15 Feb The cost of solo travel.
Don’t get me wrong, I love people, but travelling alone is the bomb. Be spontaneous, resilient and powerful — all by yourself. It’s exhilarating. Unfortunately, it isn’t cheap; however, I’ve found some ways to get around that!
The cost of solo travel
By Melanie Chambers
Folks who travel alone often pay based on double occupancy. But there are ways to reduce, if not eliminate, the dreaded single supplement.
The lone traveller hasn’t always had the best reputation. “Unfortunately, the ‘swinging singles’ or ‘loser single’ stigma hasn’t entirely disappeared,” says Diane Redfern, founder of Connecting: Solo Travel Network, or CSTN, an online singles travel community.
To add insult to injury, those who prefer to travel alone often pay what is known as a single supplement. Most travel amenities, such as your hotel, tour and cruise, are priced based on double occupancy; therefore, if you travel alone, you’re still stuck paying for two, or a portion of a second rate.
It doesn’t seem fair when you consider that one-third of adults travel solo, according to CSTN.
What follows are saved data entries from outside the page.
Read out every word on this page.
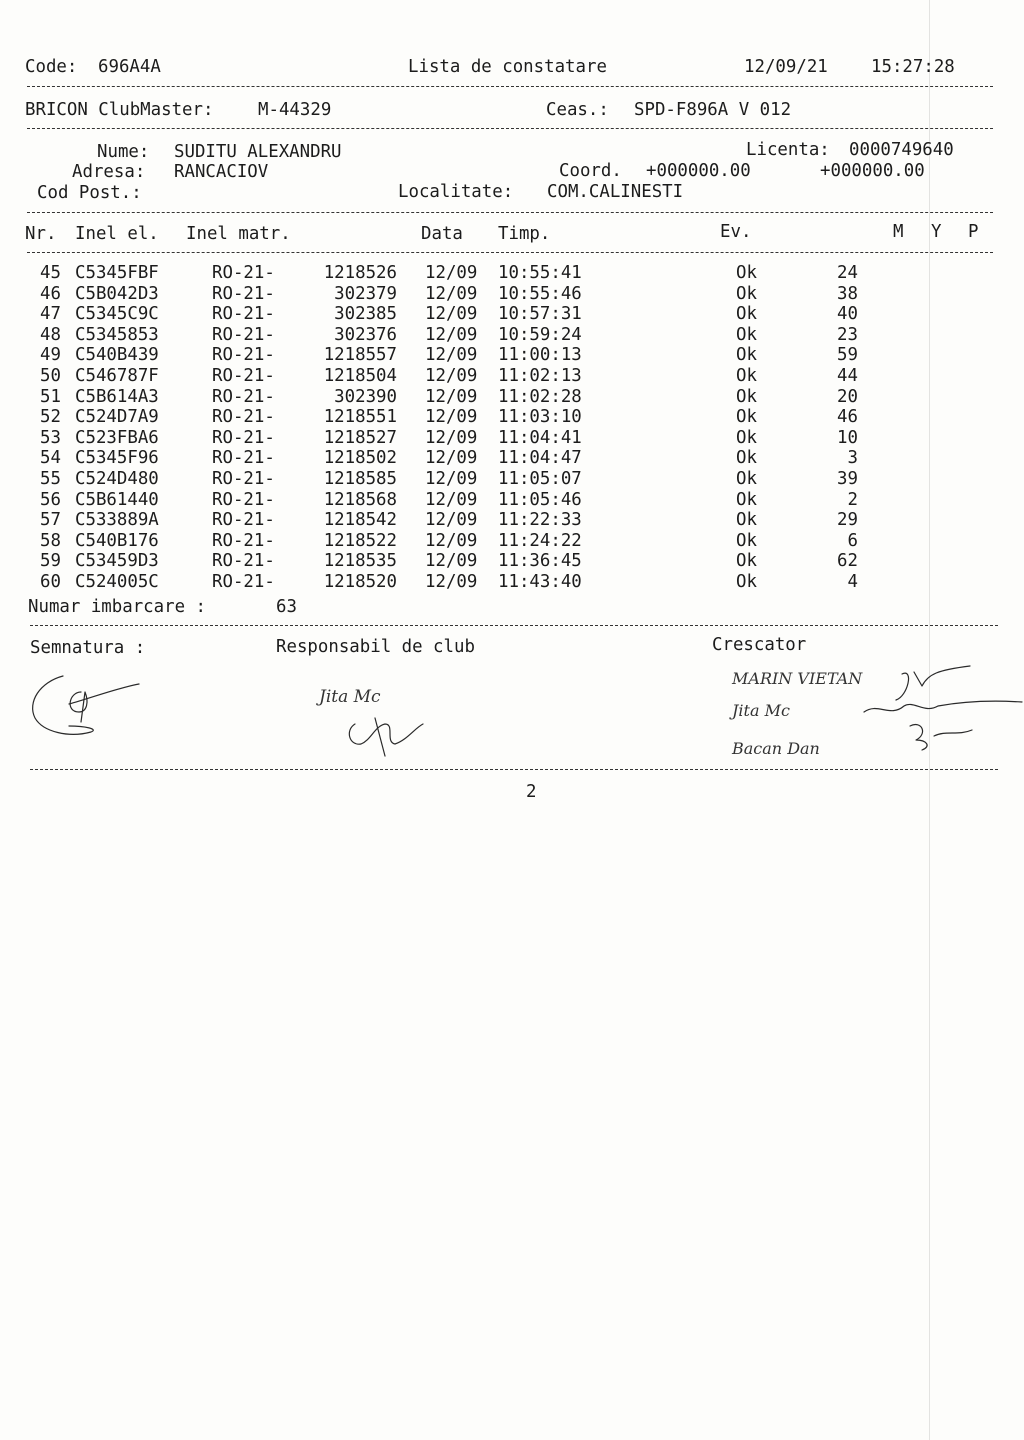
Code: 696A4A	Lista de constatare	12/09/21 15:27:28
BRICON ClubMaster:	M-44329	Ceas.: SPD-F896A V 012
Nume: SUDITU ALEXANDRU	Licenta: 0000749640
Adresa: RANCACIOV	Coord. +000000.00	+000000.00
Cod Post.:	Localitate: COM.CALINESTI
Nr. Inel el. Inel matr.	Data Timp.	Ev.	M Y P
45 C5345FBF	RO-21-	1218526 12/09 10:55:41	Ok	24
46 C5B042D3	RO-21-	302379 12/09 10:55:46	Ok	38
47 C5345C9C	RO-21-	302385 12/09 10:57:31	Ok	40
48 C5345853	RO-21-	302376 12/09 10:59:24	Ok	23
49 C540B439	RO-21-	1218557 12/09 11:00:13	Ok	59
50 C546787F	RO-21-	1218504 12/09 11:02:13	Ok	44
51 C5B614A3	RO-21-	302390 12/09 11:02:28	Ok	20
52 C524D7A9	RO-21-	1218551 12/09 11:03:10	Ok	46
53 C523FBA6	RO-21-	1218527 12/09 11:04:41	Ok	10
54 C5345F96	RO-21-	1218502 12/09 11:04:47	Ok	3
55 C524D480	RO-21-	1218585 12/09 11:05:07	Ok	39
56 C5B61440	RO-21-	1218568 12/09 11:05:46	Ok	2
57 C533889A	RO-21-	1218542 12/09 11:22:33	Ok	29
58 C540B176	RO-21-	1218522 12/09 11:24:22	Ok	6
59 C53459D3	RO-21-	1218535 12/09 11:36:45	Ok	62
60 C524005C	RO-21-	1218520 12/09 11:43:40	Ok	4
Numar imbarcare :	63
Semnatura :	Responsabil de club	Crescator
Jita Mc
MARIN VIETAN
Jita Mc
Bacan Dan
2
But here’s the good news: Companies are getting wise to the trend as many are now offering more rates geared toward singles. The CSTN website alone includes a directory of 250 companies with solo-friendly rates. “When a company waives the single, that is the news I pass around,” says Redfern.
What’s more, according to travellers and experts, there are ways to reduce, if not eliminate, paying a single supplement.
Who is the single traveller? Traditionally it was young people, mostly university and college age, that travelled alone, but that isn’t the case today.
There are several circumstances contributing to the rise of single travellers, says Redfern. “Their relatives and friends can’t afford to go with them or perhaps it’s a matter of schedules not working,” she says. Add this to a growing divorce rate, or people simply wanting a break from their spouse, and it’s no wonder that the single travel trend is growing.
Who charges the most? Cruises are notorious for charging solo travellers the couple rate. “Cruise ships are often for people with money,” says Cheryl Watson, a travel agent for Executive Travel based in London, Ont. “It’s not typically for people in their 20s and 30s.”
If you decide to cruise alone, the single supplement can be as high as 200 per cent. However, this is changing.
Cruise companies, such as Norwegian Cruise Line, have recently launched ships that include 100 cabins with single beds; these single cabins only charge a single rate. And ships sailing in the Caribbean offer reduced rates for single travellers on a consistent basis, says Watson.
To find out the latest cruise deals, websites such as Cruise Critic [www.cruisecritic.com] post frequent updates.